XRP continues the week under a renewed wave of speculation as two separate developments, a MoonPay purchase that revived a long-running community meme and the Cboe approval of a new spot ETF, have put the token back in the spotlight.
Related reading: More Eurozone Countries Will Buy Bitcoin, Says Coinbase’s Institutional Chief
Together, these events have fueled the debate over whether XRP is on the cusp of new institutional momentum or simply trapped in a new cycle of community-driven enthusiasm.

XRP's price trends to the downside on the daily chart. Source: XRPUSD on Tradingview
Community signals collide with market memes
A routine Apple Pay purchase posted by MoonPay, involving a purchase of exactly 589 XRP, caused renewed excitement in XRP circles. The number ‘589’ has held symbolic weight since 2018, when an anonymous user promoted the number as a future price target.
His return, shortly after the Solana Foundation also posted “589” without context, cause widespread speculation about possible hidden messages or coordinated marketing.
The meme’s revival also comes amid new discussions about the long-term value of XRP. Several analysts, including anonymous educator X Finance Bull, claim that the shift to tokenized financial markets could significantly increase demand for XRPL-based settlements.
SEC Chairman Paul Atkins recently reinforced the idea that US markets will go fully on-chain within a few years, a statement that many in the XRP community interpreted as an affirmation of XRPL’s positioning in enterprise-level infrastructure.

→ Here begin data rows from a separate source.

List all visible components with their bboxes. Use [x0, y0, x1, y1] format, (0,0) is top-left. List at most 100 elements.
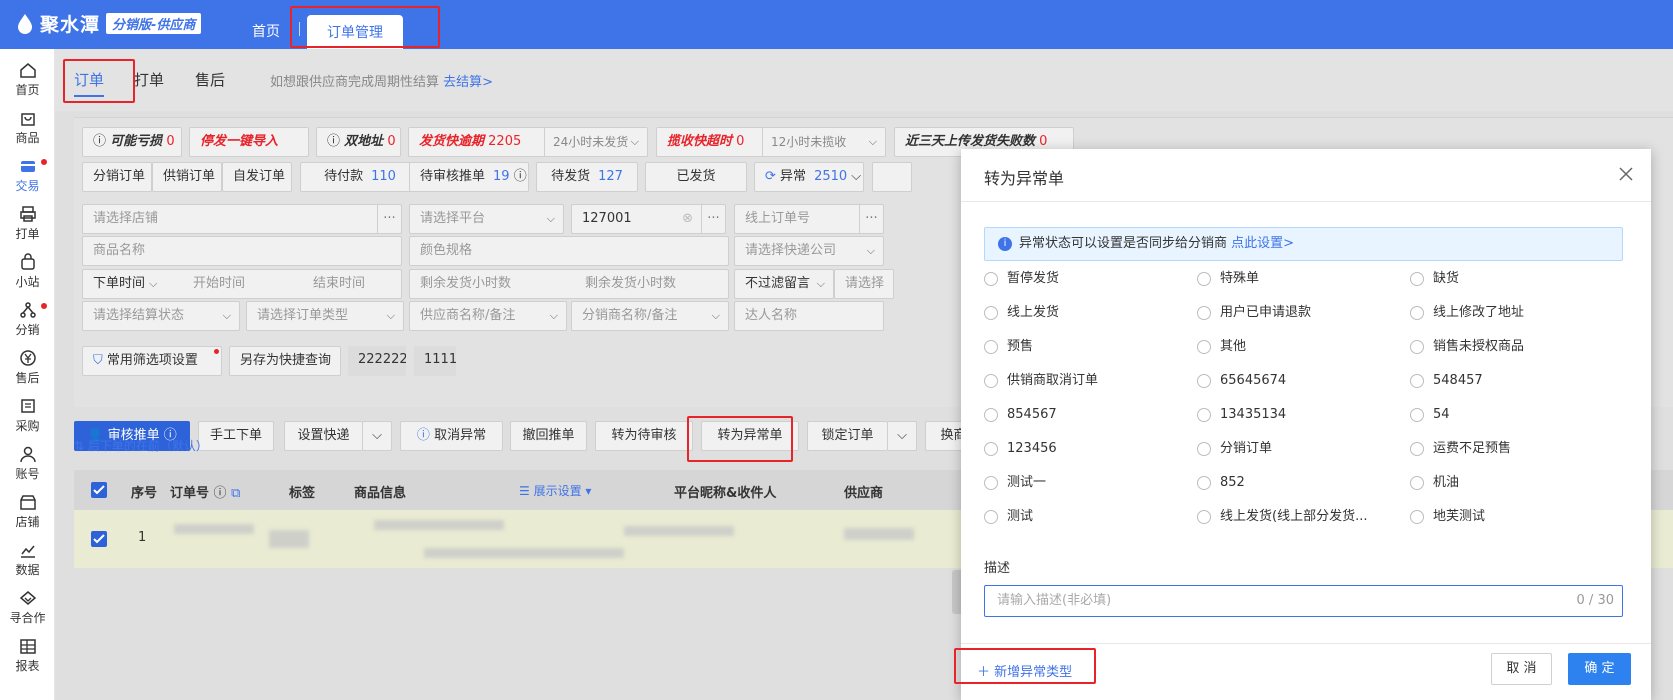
start-time-input[interactable]: 开始时间 — [193, 270, 245, 298]
abnormal-type-option[interactable]: 用户已申请退款 — [1197, 303, 1311, 323]
radio-circle[interactable] — [984, 442, 998, 456]
quick-query-chip[interactable]: 1111 — [414, 346, 456, 376]
abnormal-type-option[interactable]: 测试 — [984, 507, 1033, 527]
lock-order-button[interactable]: 锁定订单 — [807, 421, 887, 451]
order-type-select[interactable]: 请选择订单类型 ⌵ — [246, 301, 404, 331]
abnormal-type-option[interactable]: 852 — [1197, 473, 1245, 493]
manual-order-button[interactable]: 手工下单 — [198, 421, 274, 451]
radio-circle[interactable] — [1410, 442, 1424, 456]
radio-circle[interactable] — [1197, 476, 1211, 490]
sidebar-item-12[interactable]: 报表 — [0, 633, 55, 679]
radio-circle[interactable] — [984, 340, 998, 354]
shop-select[interactable]: 请选择店铺 ··· — [82, 204, 402, 234]
confirm-button[interactable]: 确 定 — [1568, 653, 1631, 685]
sidebar-item-11[interactable]: 寻合作 — [0, 585, 55, 631]
top-nav-tab-order-management[interactable]: 订单管理 — [307, 15, 403, 49]
more-dots-icon[interactable]: ··· — [377, 205, 401, 233]
revoke-push-button[interactable]: 撤回推单 — [510, 421, 587, 451]
abnormal-type-option[interactable]: 运费不足预售 — [1410, 439, 1511, 459]
top-nav-home[interactable]: 首页 — [252, 21, 280, 41]
settle-status-select[interactable]: 请选择结算状态 ⌵ — [82, 301, 240, 331]
select-all-checkbox[interactable] — [91, 482, 107, 498]
tab-supply-order[interactable]: 供销订单 — [152, 162, 222, 192]
abnormal-type-option[interactable]: 线上发货(线上部分发货... — [1197, 507, 1367, 527]
radio-circle[interactable] — [1410, 340, 1424, 354]
talent-input[interactable]: 达人名称 — [734, 301, 884, 331]
abnormal-type-option[interactable]: 854567 — [984, 405, 1057, 425]
radio-circle[interactable] — [1410, 272, 1424, 286]
abnormal-type-option[interactable]: 其他 — [1197, 337, 1246, 357]
radio-circle[interactable] — [984, 510, 998, 524]
display-settings-button[interactable]: ☰ 展示设置 ▾ — [519, 482, 591, 499]
save-quick-query-button[interactable]: 另存为快捷查询 — [229, 346, 341, 376]
sidebar-item-2[interactable]: 交易 — [0, 153, 55, 199]
radio-circle[interactable] — [1197, 306, 1211, 320]
end-time-input[interactable]: 结束时间 — [313, 270, 365, 298]
distributor-select[interactable]: 分销商名称/备注 ⌵ — [571, 301, 729, 331]
tab-shipped[interactable]: 已发货 — [645, 162, 747, 192]
radio-circle[interactable] — [1197, 408, 1211, 422]
abnormal-type-option[interactable]: 分销订单 — [1197, 439, 1272, 459]
settlement-link[interactable]: 去结算> — [443, 75, 493, 90]
tab-pending-ship[interactable]: 待发货 127 — [536, 162, 638, 192]
radio-circle[interactable] — [984, 272, 998, 286]
abnormal-type-option[interactable]: 缺货 — [1410, 269, 1459, 289]
tab-pending-payment[interactable]: 待付款 110 — [300, 162, 420, 192]
tab-pending-review[interactable]: 待审核推单 19 ⓘ — [409, 162, 529, 192]
abnormal-type-option[interactable]: 测试一 — [984, 473, 1046, 493]
sidebar-item-3[interactable]: 打单 — [0, 201, 55, 247]
abnormal-type-option[interactable]: 548457 — [1410, 371, 1483, 391]
sidebar-item-5[interactable]: 分销 — [0, 297, 55, 343]
radio-circle[interactable] — [1410, 510, 1424, 524]
remain-hours-min[interactable]: 剩余发货小时数 — [420, 276, 511, 291]
abnormal-type-option[interactable]: 特殊单 — [1197, 269, 1259, 289]
copy-icon[interactable]: ⧉ — [231, 486, 240, 501]
close-icon[interactable] — [1619, 167, 1633, 181]
sidebar-item-10[interactable]: 数据 — [0, 537, 55, 583]
app-logo[interactable]: 聚水潭 分销版-供应商 — [16, 10, 202, 37]
radio-circle[interactable] — [1197, 272, 1211, 286]
row-checkbox[interactable] — [91, 531, 107, 547]
radio-circle[interactable] — [1410, 374, 1424, 388]
radio-circle[interactable] — [984, 306, 998, 320]
radio-circle[interactable] — [984, 476, 998, 490]
tab-abnormal[interactable]: ⟳ 异常 2510 ⌵ — [754, 162, 864, 192]
abnormal-type-option[interactable]: 预售 — [984, 337, 1033, 357]
sidebar-item-6[interactable]: 售后 — [0, 345, 55, 391]
remain-hours-max[interactable]: 剩余发货小时数 — [585, 270, 676, 298]
sidebar-item-7[interactable]: 采购 — [0, 393, 55, 439]
alert-stop-ship-import[interactable]: 停发一键导入 — [189, 127, 309, 157]
supplier-select[interactable]: 供应商名称/备注 ⌵ — [409, 301, 567, 331]
common-filter-settings-button[interactable]: ⛉ 常用筛选项设置 — [82, 346, 222, 376]
radio-circle[interactable] — [1197, 510, 1211, 524]
subtab-after-sale[interactable]: 售后 — [195, 69, 225, 90]
to-abnormal-button[interactable]: 转为异常单 — [701, 421, 799, 451]
express-select[interactable]: 请选择快递公司 ⌵ — [734, 236, 884, 266]
radio-circle[interactable] — [1197, 442, 1211, 456]
more-dots-icon[interactable]: ··· — [859, 205, 883, 233]
add-abnormal-type-button[interactable]: ＋ 新增异常类型 — [977, 661, 1072, 680]
set-express-button[interactable]: 设置快递 — [284, 421, 362, 451]
ship-overdue-select[interactable]: 24小时未发货 — [544, 128, 628, 156]
remain-hours-range[interactable]: 剩余发货小时数 剩余发货小时数 — [409, 269, 729, 299]
drawer-handle[interactable] — [952, 570, 961, 614]
product-name-input[interactable]: 商品名称 — [82, 236, 402, 266]
sidebar-item-8[interactable]: 账号 — [0, 441, 55, 487]
order-time-range[interactable]: 下单时间 ⌵ 开始时间 结束时间 — [82, 269, 402, 299]
radio-circle[interactable] — [984, 408, 998, 422]
cancel-abnormal-button[interactable]: ⓘ 取消异常 — [400, 421, 503, 451]
sidebar-item-0[interactable]: 首页 — [0, 57, 55, 103]
collect-timeout-select[interactable]: 12小时未揽收 — [762, 128, 846, 156]
radio-circle[interactable] — [1410, 476, 1424, 490]
abnormal-type-option[interactable]: 销售未授权商品 — [1410, 337, 1524, 357]
online-order-input[interactable]: 线上订单号 ··· — [734, 204, 884, 234]
radio-circle[interactable] — [984, 374, 998, 388]
sidebar-item-9[interactable]: 店铺 — [0, 489, 55, 535]
abnormal-type-option[interactable]: 线上修改了地址 — [1410, 303, 1524, 323]
abnormal-type-option[interactable]: 暂停发货 — [984, 269, 1059, 289]
radio-circle[interactable] — [1197, 340, 1211, 354]
radio-circle[interactable] — [1410, 306, 1424, 320]
alert-ship-overdue[interactable]: 发货快逾期 2205 24小时未发货 ⌵ — [408, 127, 648, 157]
quick-query-chip[interactable]: 222222 — [348, 346, 406, 376]
set-express-dropdown[interactable]: ⌵ — [362, 421, 392, 451]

Still, XRP’s price action remains under pressure. Following a rate cut by the Federal Reserve, which was accompanied by a hawkish outlook, ETF inflows slowed sharply and XRP fell below the major moving averages, pushing trading near the critical $2 support zone.
Cboe Approves XRP’s Next ETF and Institutional Interest Rises
While community stories dominated social media, regulatory progress provided a more tangible catalyst. The Cboe BZX Exchange has approved the listing of the 21 Shares XRP ETF (TOXR), closer to launch.
The fund has a 0.3% fee, uses a multi-custodian security model and is backed with 100 million XRP, approximately $226 million, from Ripple Markets.
The approval comes as XRP-focused ETFs are gaining traction in the US, with at least four funds now active and inflows of more than $900 million in recent weeks. Analysts note that institutional involvement has increased since regulators formally recognized that secondary market XRP transactions do not constitute securities transactions.
Momentum around the ETF space continued to increase after FalconX acquired 21Shares, giving the issuer expanded access to institutional distribution, market making and liquidity infrastructure. Market observers say the merger could accelerate capital inflows when TOXR starts trading in the coming days.
Analysts are divided on the prospects as XRP has key levels
Despite the renewed attention, analysts remain divided. EGRAG Crypto maintains a bullish long-term view, citing consolidation patterns reminiscent of XRP’s earlier accumulation phases. Others warn that expectations, especially around community-driven goals, remain far ahead of current fundamentals.
Wider adoption through RippleNet, expansion of partnerships, and growing interest in XRP-based products such as ETFs and stablecoins continue to strengthen XRP’s institutional story. Still, macro uncertainty, US regulatory delays, and competition in digital asset payments pose ongoing challenges.
Related reading: Forget Bitcoin’s old cycle – a new institutional era has begun: Cathie Wood
As both cultural and regulatory forces converge, XRP is influenced by two very different engines: market infrastructure gradually opening new avenues for institutional capital, and a community whose symbolic narratives continue to shape sentiment.